Generation of chANP32A-KO DF-1 cells. (A) Nucleotide sequence analysis of a gene-editing target site. Comparison between wild-type DF-1 and chANP32A-KO cells showed that a cytosine base located four bases upstream of the 5′-side of the PAM sequence (yellow box) was deleted in exon 2 of chANP32A in the genomic DNA of chANP32A-KO cells, resulting in the insertion of a termination codon (*) immediately after amino acid position 29 of chANP32A. (B) Detection of the chANP32A protein in cell lysates from wild-type DF-1 and chANP32A-KO cells by Western blotting using anti-ANP32A-specific polyclonal antibodies. A band with a molecular weight of approximately 32 KDa, corresponding to the size of chANP32A, was observed in the lysate sample from wild-type DF-1 but not in chANP32A-KO cells.

Fig 2

Resistance to HPAI virus infections in chANP32A-KO cells. Cells were seeded in 48-well plates, inoculated with HPAI viruses, and observed for cytopathic effects at 3 days post-inoculation. Viral titers were calculated using the Reed and Muench method and expressed as the mean of three independent replicates. Each bar is marked with the corresponding standard deviation. Statistical analysis of the differences in viral titers between wild-type DF-1 and chANP32A-KO cells was performed using an unpaired t-test. Asterisks indicate statistically significant differences (P < 0.05). NDV, Newcastle disease virus; ARV, avian reovirus.

Fig 3

Virus titers of mutant HPAI virus in wild-type DF-1 and ANP32A-KO cells. Comparison of the viral titers of the mutant MHE (A) and H5Aichi strains (B) in wild-type DF-1 and chANP32A-KO cells. These mutant viruses were generated via serial passage (P1 to P5) in chANP32A-KO cells. After each virus was propagated once in embryonated chicken eggs, the virus titer was determined by a TCID₅₀ assay. Sequence analysis revealed amino acid mutations at positions 256 of the PB2 and 97 of the PA proteins in the MHE-mutant strains (A) and positions 627 of the PB2 and 339 and 561 of the PA proteins in the H5Aichi-mutant strains (B). Statistical analysis of the differences in viral titers between wild-type DF-1 and chANP32A-KO cells was performed using an unpaired t-test.
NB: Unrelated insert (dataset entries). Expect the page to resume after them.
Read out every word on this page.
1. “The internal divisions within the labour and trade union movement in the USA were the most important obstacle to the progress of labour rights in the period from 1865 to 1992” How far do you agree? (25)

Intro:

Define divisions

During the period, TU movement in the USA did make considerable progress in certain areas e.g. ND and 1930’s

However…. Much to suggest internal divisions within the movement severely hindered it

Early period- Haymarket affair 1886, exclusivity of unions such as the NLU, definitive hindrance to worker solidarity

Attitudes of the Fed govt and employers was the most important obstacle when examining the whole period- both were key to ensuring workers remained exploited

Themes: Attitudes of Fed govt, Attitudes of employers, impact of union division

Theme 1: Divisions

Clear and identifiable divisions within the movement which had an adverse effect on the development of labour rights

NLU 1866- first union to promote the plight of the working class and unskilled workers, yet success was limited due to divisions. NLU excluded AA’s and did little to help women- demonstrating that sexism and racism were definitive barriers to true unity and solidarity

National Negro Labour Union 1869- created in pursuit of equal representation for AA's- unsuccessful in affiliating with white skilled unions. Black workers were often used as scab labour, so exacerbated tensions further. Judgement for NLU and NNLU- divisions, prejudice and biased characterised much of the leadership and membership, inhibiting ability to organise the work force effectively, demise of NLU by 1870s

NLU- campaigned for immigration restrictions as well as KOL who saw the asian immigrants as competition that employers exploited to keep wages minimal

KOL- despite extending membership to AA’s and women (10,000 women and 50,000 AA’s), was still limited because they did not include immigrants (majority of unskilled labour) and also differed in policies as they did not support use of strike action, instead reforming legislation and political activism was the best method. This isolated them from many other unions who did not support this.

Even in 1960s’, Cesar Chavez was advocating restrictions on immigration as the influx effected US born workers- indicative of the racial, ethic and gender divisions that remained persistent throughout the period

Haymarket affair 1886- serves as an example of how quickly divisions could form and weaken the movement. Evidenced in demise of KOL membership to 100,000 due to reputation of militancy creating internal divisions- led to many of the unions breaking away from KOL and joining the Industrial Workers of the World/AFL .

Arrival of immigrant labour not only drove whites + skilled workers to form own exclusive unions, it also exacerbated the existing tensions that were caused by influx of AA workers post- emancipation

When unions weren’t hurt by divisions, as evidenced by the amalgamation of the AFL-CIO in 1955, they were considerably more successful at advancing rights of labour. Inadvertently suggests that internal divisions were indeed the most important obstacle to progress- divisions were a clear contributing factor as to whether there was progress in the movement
Asterisks denote statistically significant differences (P < 0.05).

Fig 4

Effect of amino acid mutations on viral polymerase activity in HPAI virus mutants generated via serial passage in chANP32A-KO cells. (A) Comparison of the polymerase activities of the MHE, H5Aichi, and Km1-7 strains in wild-type DF-1 and chANP32A-KO cells. PB2, PB1, PA, and NP protein-expressing pCAGGS plasmids, the SEAP gene-expressing pPolIGG plasmid, and the secreted Metridia luciferase protein-expressing plasmid (pMetLuc2-vector) as a transfection control were co-transfected into cells seeded in 12-well plates. After 72 h, the cell supernatants were harvested, and SEAP and Metridia luciferase bioluminescence was measured. Differences in transfection efficiency between wells were corrected using the luciferase expression levels. The polymerase activity of each sample was determined from triplicate test results. Each bar is marked with the corresponding standard deviation. Statistical analysis of the differences in polymerase activity between wild-type DF-1 and chANP32A-KO cells was performed using an unpaired t-test. Asterisks indicate statistically significant differences (P < 0.05). (B) The effect of amino acid mutations found in the PB2 and PA proteins of MHE mutants on viral polymerase activity. The statistical significance of the differences in the polymerase activities between the parental MEH, MHE-P5, and their combinations in DF-1 or chANP32A-KO cells was determined via one-way ANOVA with the Tukey-Kramer test. Asterisks indicate statistically significant differences (P < 0.05). (C) The effect of amino acid mutations found in the PB2 and PA proteins of H5Aichi mutants on viral polymerase activity. (D) The effect of amino acid mutations found in the PB2 and PA proteins of MHE and H5Aichi strains on viral polymerase activity in HEK-293 cells.